DEAR MISS MANNERS: I'm a cashier at a local grocery store. This is the first job I've ever had, and I enjoy it a lot. Occasionally, however, when a customer has alcohol in their order and I don't ask to see their ID, they will ask, in a very serious manner, why I didn't.
I usually blush and stammer over "um"s and "ah"s, which isn't the most eloquent answer, I know, but is the only thing my mind can come up with after being caught off-guard. Sometimes, I can awkwardly manage to change the subject by telling them their total, but then they spend the rest of the transaction glaring at me, or they'll actually press their case and repeat their question.
How do I answer without insulting them?
GENTLE READER: What would the insult be -- that they looked grown-up? Miss Manners finds the jokey pretense to youthfulness terribly tedious. Don't these people know that asking to be carded is a sure proof of being over age?
But you still have to deal with them. The kind explanation would be, "You look honest, so I assumed you wouldn't be attempting anything illegal, but you're right, I should have checked."
Or since they have that silly age sensitivity, you might cure them of this habit by asking, "My mistake (now your voice gets louder) -- exactly how old are you?"
DEAR MISS MANNERS: At the first family wedding I have been to in years (basically because of cost considerations), I asked my sister (mother of the bride) when the presents were going to be opened and placed for viewing.
I was informed that "we don't do that anymore; the bride and groom open them the next day."
When I was growing up, at all weddings and showers, the gifts were opened and placed for others to see.
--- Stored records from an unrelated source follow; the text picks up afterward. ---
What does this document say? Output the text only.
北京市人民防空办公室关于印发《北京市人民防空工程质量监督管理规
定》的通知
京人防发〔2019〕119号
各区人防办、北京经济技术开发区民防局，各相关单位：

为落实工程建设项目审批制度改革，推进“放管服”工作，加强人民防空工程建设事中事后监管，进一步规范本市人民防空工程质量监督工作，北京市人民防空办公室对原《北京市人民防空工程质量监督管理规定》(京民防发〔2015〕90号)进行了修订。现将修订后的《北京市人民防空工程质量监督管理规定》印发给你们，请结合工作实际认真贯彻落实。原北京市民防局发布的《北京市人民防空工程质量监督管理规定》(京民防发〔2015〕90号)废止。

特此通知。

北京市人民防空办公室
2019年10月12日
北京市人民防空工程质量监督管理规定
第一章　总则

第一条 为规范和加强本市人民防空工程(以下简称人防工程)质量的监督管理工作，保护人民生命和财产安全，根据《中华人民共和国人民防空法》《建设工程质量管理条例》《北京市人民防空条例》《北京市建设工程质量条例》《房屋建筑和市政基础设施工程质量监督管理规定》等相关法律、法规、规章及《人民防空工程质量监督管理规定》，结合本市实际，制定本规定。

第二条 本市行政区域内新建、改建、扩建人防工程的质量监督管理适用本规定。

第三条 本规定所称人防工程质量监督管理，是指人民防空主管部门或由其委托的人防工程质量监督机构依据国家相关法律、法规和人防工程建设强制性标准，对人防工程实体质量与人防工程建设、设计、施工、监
Is this new? I realize that this is not an obligation to display the gifts, but I have always thought it was a courtesy, because others might enjoy seeing everything.
GENTLE READER: It is true that etiquette did used to sanction the display of wedding presents, although not, as you seem to have experienced, with the children's birthday-party routine (also used at showers) of opening them in front of the guests. Nor would they have been opening them "the next day," when the couple would be off to enjoy their first sanctioned privacy, not hanging around with nothing better to do.
The presents would be opened as each arrived -- and the letters of thanks written and sent immediately. At the time of the wedding, when the bride's parents were likely to be receiving, and perhaps even holding the wedding at home, they were displayed on tables covered by white damask cloths, with, or, more discreetly, without, the cards of the donors.
Miss Manners does not doubt that it is also true that guests relished inspecting them, but not because they found it heart-warming. You know they must have been checking to see how much was spent, and whether, in comparison, they spent too much or too little on the presents they sent.
As this is not a particularly seemly activity, etiquette was already condemning the practice decades ago. Miss Manners considers that a custom justly killed.